Il est vrai que les statuts de plusieurs centrales syndicales requièrent une affiliation au CTC en tant que condition à la participation active.  Le CTC lui-même requiert que les syndicats affiliés participent de manière active au travail des fédérations et des organes syndicaux locaux. Toutefois, nous savons que ce n’est pas toujours le cas. Nous savons également que ces règlements ne sont pas appliqués de manière égale au sein des syndicats affiliés, que certains choisissent où et comment ils participent aux fédérations ou aux conseils du travail. Certains syndicats du CTC ne paient pas de frais d’affiliation aux centrales syndicales, incluant les fédérations syndicales provinciales et territoriales. Certains ne participent pas activement à leurs travaux.

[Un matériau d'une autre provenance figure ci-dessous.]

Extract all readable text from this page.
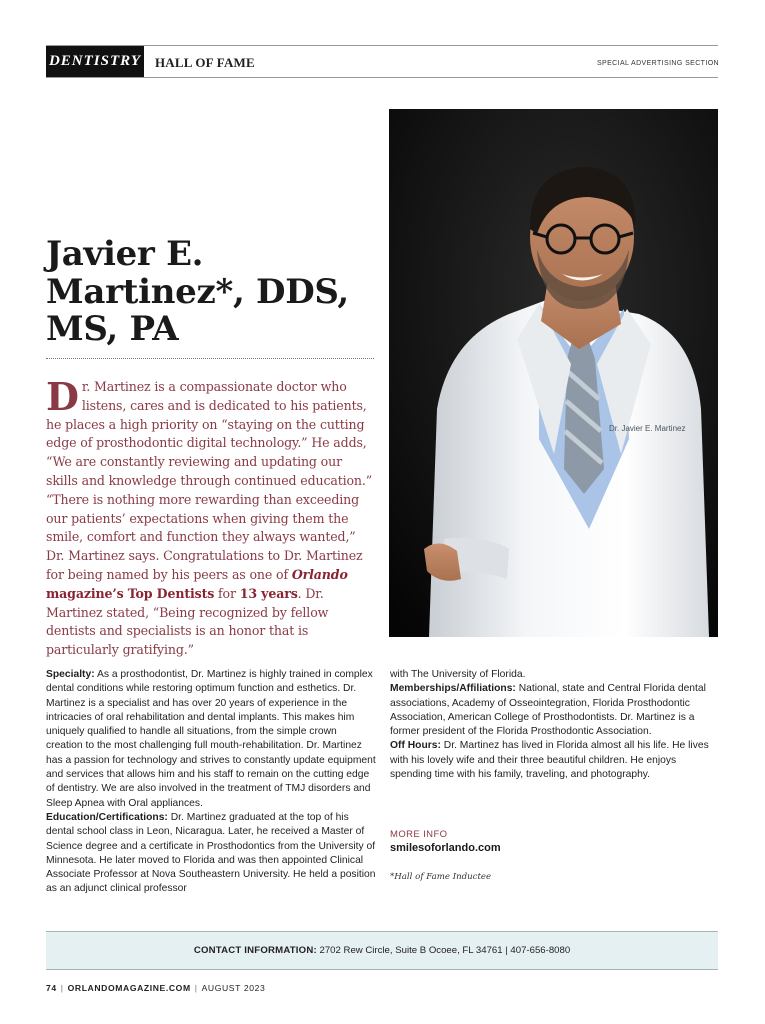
DENTISTRY HALL OF FAME	SPECIAL ADVERTISING SECTION
Javier E.
Martinez*, DDS,
MS, PA

Dr. Martinez is a compassionate doctor who listens, cares and is dedicated to his patients, he places a high priority on “staying on the cutting edge of prosthodontic digital technology.” He adds, “We are constantly reviewing and updating our skills and knowledge through continued education.” “There is nothing more rewarding than exceeding our patients’ expectations when giving them the smile, comfort and function they always wanted,” Dr. Martinez says. Congratulations to Dr. Martinez for being named by his peers as one of Orlando magazine’s Top Dentists for 13 years. Dr. Martinez stated, “Being recognized by fellow dentists and specialists is an honor that is particularly gratifying.”

Dr. Javier E. Martinez

Specialty: As a prosthodontist, Dr. Martinez is highly trained in complex dental conditions while restoring optimum function and esthetics. Dr. Martinez is a specialist and has over 20 years of experience in the intricacies of oral rehabilitation and dental implants. This makes him uniquely qualified to handle all situations, from the simple crown creation to the most challenging full mouth-rehabilitation. Dr. Martinez has a passion for technology and strives to constantly update equipment and services that allows him and his staff to remain on the cutting edge of dentistry. We are also involved in the treatment of TMJ disorders and Sleep Apnea with Oral appliances.

Education/Certifications: Dr. Martinez graduated at the top of his dental school class in Leon, Nicaragua. Later, he received a Master of Science degree and a certificate in Prosthodontics from the University of Minnesota. He later moved to Florida and was then appointed Clinical Associate Professor at Nova Southeastern University. He held a position as an adjunct clinical professor

with The University of Florida.

Memberships/Affiliations: National, state and Central Florida dental associations, Academy of Osseointegration, Florida Prosthodontic Association, American College of Prosthodontists. Dr. Martinez is a former president of the Florida Prosthodontic Association.

Off Hours: Dr. Martinez has lived in Florida almost all his life. He lives with his lovely wife and their three beautiful children. He enjoys spending time with his family, traveling, and photography.

MORE INFO
smilesoforlando.com
*Hall of Fame Inductee
CONTACT INFORMATION: 2702 Rew Circle, Suite B Ocoee, FL 34761 | 407-656-8080
74 | ORLANDOMAGAZINE.COM | AUGUST 2023
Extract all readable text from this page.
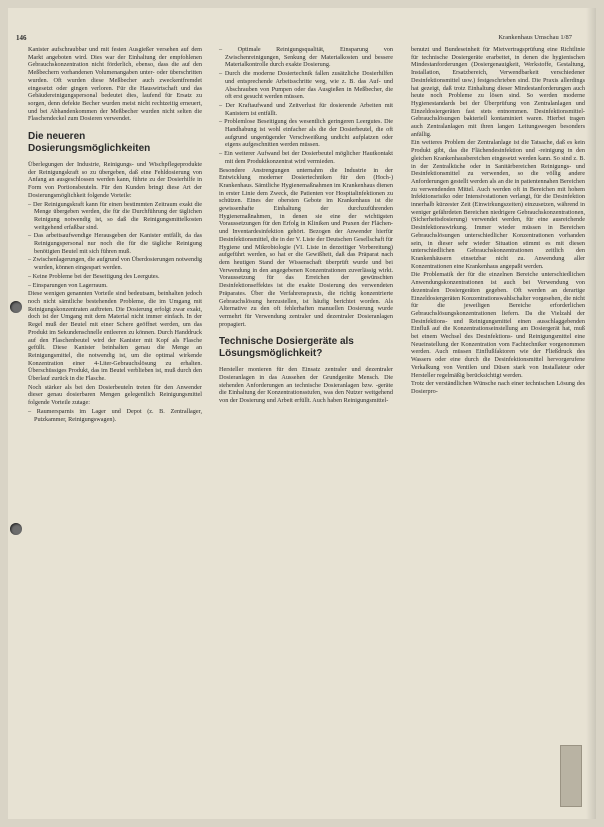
146	Krankenhaus Umschau 1/87

Kanister aufschraubbar und mit festen Ausgießer versehen auf dem Markt angeboten wird. Dies war der Einhaltung der empfohlenen Gebrauchskonzentration nicht förderlich, ebenso, dass die auf den Meßbechern vorhandenen Volumenangaben unter- oder überschritten wurden. Oft wurden diese Meßbecher auch zweckentfremdet eingesetzt oder gingen verloren. Für die Hauswirtschaft und das Gebäudereinigungspersonal bedeutet dies, laufend für Ersatz zu sorgen, denn defekte Becher wurden meist nicht rechtzeitig erneuert, und bei Abhandenkommen der Meßbecher wurden nicht selten die Flaschendeckel zum Dosieren verwendet.

Die neueren Dosierungsmöglichkeiten

Überlegungen der Industrie, Reinigungs- und Wischpflegeprodukte der Reinigungskraft so zu übergeben, daß eine Fehldosierung von Anfang an ausgeschlossen werden kann, führte zu der Dosierhilfe in Form von Portionsbeuteln. Für den Kunden bringt diese Art der Dosierungsmöglichkeit folgende Vorteile:

– Der Reinigungskraft kann für einen bestimmten Zeitraum exakt die Menge übergeben werden, die für die Durchführung der täglichen Reinigung notwendig ist, so daß die Reinigungsmittelkosten weitgehend erfaßbar sind.
– Das arbeitsaufwendige Herausgeben der Kanister entfällt, da das Reinigungspersonal nur noch die für die tägliche Reinigung benötigten Beutel mit sich führen muß.
– Zwischenlagerungen, die aufgrund von Überdosierungen notwendig wurden, können eingespart werden.
– Keine Probleme bei der Beseitigung des Leergutes.
– Einsparungen von Lagerraum.

Diese wenigen genannten Vorteile sind bedeutsam, beinhalten jedoch noch nicht sämtliche bestehenden Probleme, die im Umgang mit Reinigungskonzentraten auftreten. Die Dosierung erfolgt zwar exakt, doch ist der Umgang mit dem Material nicht immer einfach. In der Regel muß der Beutel mit einer Schere geöffnet werden, um das Produkt im Sekundenschnelle entleeren zu können. Durch Handdruck auf den Flaschenbeutel wird der Kanister mit Kopf als Flasche gefüllt. Diese Kanister beinhalten genau die Menge an Reinigungsmittel, die notwendig ist, um die optimal wirkende Konzentration einer 4-Liter-Gebrauchslösung zu erhalten. Überschüssiges Produkt, das im Beutel verblieben ist, muß durch den Überlauf zurück in die Flasche.

Noch stärker als bei den Dosierbeuteln treten für den Anwender dieser genau dosierbaren Mengen gelegentlich Reinigungsmittel folgende Vorteile zutage:

– Raumersparnis im Lager und Depot (z. B. Zentrallager, Putzkammer, Reinigungswagen).
– Optimale Reinigungsqualität, Einsparung von Zwischenreinigungen, Senkung der Materialkosten und bessere Materialkontrolle durch exakte Dosierung.
– Durch die moderne Dosiertechnik fallen zusätzliche Dosierhilfen und entsprechende Arbeitsschritte weg, wie z. B. das Auf- und Abschrauben von Pumpen oder das Ausgießen in Meßbecher, die oft erst gesucht werden müssen.
– Der Kraftaufwand und Zeitverlust für dosierende Arbeiten mit Kanistern ist entfällt.
– Problemlose Beseitigung des wesentlich geringeren Leergutes. Die Handhabung ist wohl einfacher als die der Dosierbeutel, die oft aufgrund ungenügender Verschweißung undicht aufplatzen oder eigens aufgeschnitten werden müssen.
– Ein weiterer Aufwand bei der Dosierbeutel möglicher Hautkontakt mit dem Produktkonzentrat wird vermieden.

Besondere Anstrengungen unternahm die Industrie in der Entwicklung moderner Dosiertechniken für den (Hoch-) Krankenhaus. Sämtliche Hygienemaßnahmen im Krankenhaus dienen in erster Linie dem Zweck, die Patienten vor Hospitalinfektionen zu schützen. Eines der obersten Gebote im Krankenhaus ist die gewissenhafte Einhaltung der durchzuführenden Hygienemaßnahmen, in denen sie eine der wichtigsten Voraussetzungen für den Erfolg in Kliniken und Praxen der Flächen- und Inventardesinfektion gehört. Bezogen der Anwender hierfür Desinfektionsmittel, die in der V. Liste der Deutschen Gesellschaft für Hygiene und Mikrobiologie (VI. Liste in derzeitiger Vorbereitung) aufgeführt werden, so hat er die Gewißheit, daß das Präparat nach dem heutigen Stand der Wissenschaft überprüft wurde und bei Verwendung in den angegebenen Konzentrationen zuverlässig wirkt. Voraussetzung für das Erreichen der gewünschten Desinfektionseffektes ist die exakte Dosierung des verwendeten Präparates. Über die Verfahrenspraxis, die richtig konzentrierte Gebrauchslösung herzustellen, ist häufig berichtet worden. Als Alternative zu den oft fehlerhaften manuellen Dosierung wurde vermehrt für Verwendung zentraler und dezentraler Dosieranlagen propagiert.

Technische Dosiergeräte als Lösungsmöglichkeit?

Hersteller monieren für den Einsatz zentraler und dezentraler Dosieranlagen in das Aussehen der Grundgeräte Mensch. Die stehenden Anforderungen an technische Dosieranlagen bzw. -geräte die Einhaltung der Konzentrationsstufen, was den Nutzer weitgehend von der Dosierung und Arbeit erfüllt. Auch haben Reinigungsmittel-

benutzt und Bundeseinheit für Mietvertragsprüfung eine Richtlinie für technische Dosiergeräte erarbeitet, in denen die hygienischen Mindestanforderungen (Dosiergenauigkeit, Werkstoffe, Gestaltung, Installation, Ersatzbereich, Verwendbarkeit verschiedener Desinfektionsmittel usw.) festgeschrieben sind. Die Praxis allerdings hat gezeigt, daß trotz Einhaltung dieser Mindestanforderungen auch heute noch Probleme zu lösen sind. So werden moderne Hygienestandards bei der Überprüfung von Zentralanlagen und Einzeldosiergeräten fast stets entnommen. Desinfektionsmittel-Gebrauchslösungen bakteriell kontaminiert waren. Hierbei tragen auch Zentralanlagen mit ihren langen Leitungswegen besonders anfällig.

Ein weiteres Problem der Zentralanlage ist die Tatsache, daß es kein Produkt gibt, das die Flächendesinfektion und -reinigung in den gleichen Krankenhausbereichen eingesetzt werden kann. So sind z. B. in der Zentralküche oder in Sanitärbereichen Reinigungs- und Desinfektionsmittel zu verwenden, so die völlig andere Anforderungen gestellt werden als an die in patientennahen Bereichen zu verwendenden Mittel. Auch werden oft in Bereichen mit hohem Infektionsrisiko oder Intensivstationen verlangt, für die Desinfektion innerhalb kürzester Zeit (Einwirkungszeiten) einzusetzen, während in weniger gefährdeten Bereichen niedrigere Gebrauchskonzentrationen, (Sicherheitsdosierung) verwendet werden, für eine ausreichende Desinfektionswirkung. Immer wieder müssen in Bereichen Gebrauchslösungen unterschiedlicher Konzentrationen vorhanden sein, in dieser sehr wieder Situation stimmt es mit diesen unterschiedlichen Gebrauchskonzentrationen zeitlich den Krankenhäusern einsetzbar nicht zu. Anwendung aller Konzentrationen eine Krankenhaus angepaßt werden.

Die Problematik der für die einzelnen Bereiche unterschiedlichen Anwendungskonzentrationen ist auch bei Verwendung von dezentralen Dosiergeräten gegeben. Oft werden an derartige Einzeldosiergeräten Konzentrationswahlschalter vorgesehen, die nicht für die jeweiligen Bereiche erforderlichen Gebrauchslösungskonzentrationen liefern. Da die Vielzahl der Desinfektions- und Reinigungsmittel einen ausschlaggebenden Einfluß auf die Konzentrationseinstellung am Dosiergerät hat, muß bei einem Wechsel des Desinfektions- und Reinigungsmittel eine Neueinstellung der Konzentration vom Fachtechniker vorgenommen werden. Auch müssen Einflußfaktoren wie der Fließdruck des Wassers oder eine durch die Desinfektionsmittel hervorgerufene Verkalkung von Ventilen und Düsen stark von Installateur oder Hersteller regelmäßig berücksichtigt werden.

Trotz der verständlichen Wünsche nach einer technischen Lösung des Dosierpro-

Il est important de garder à l’esprit la profondeur et la diversité du mouvement syndical dans son ensemble. À part le rôle de coordination centrale joué par le CTC, notre mouvement s’enrichit de ses militantes et militants de la base et de la mobilisation enracinée au sein des communautés. Nos voix doivent continuer à se faire entendre alors que nous plaidons en faveur des besoins de travailleuses et travailleurs, incluant ceux des travailleuses et travailleurs qui ne sont pas syndiqué(e)s. Notre travail en soutien à ces organisations communautaires se poursuivra sans réserve avec un regain de vigueur.

Que devraient faire les sections locales d’Unifor?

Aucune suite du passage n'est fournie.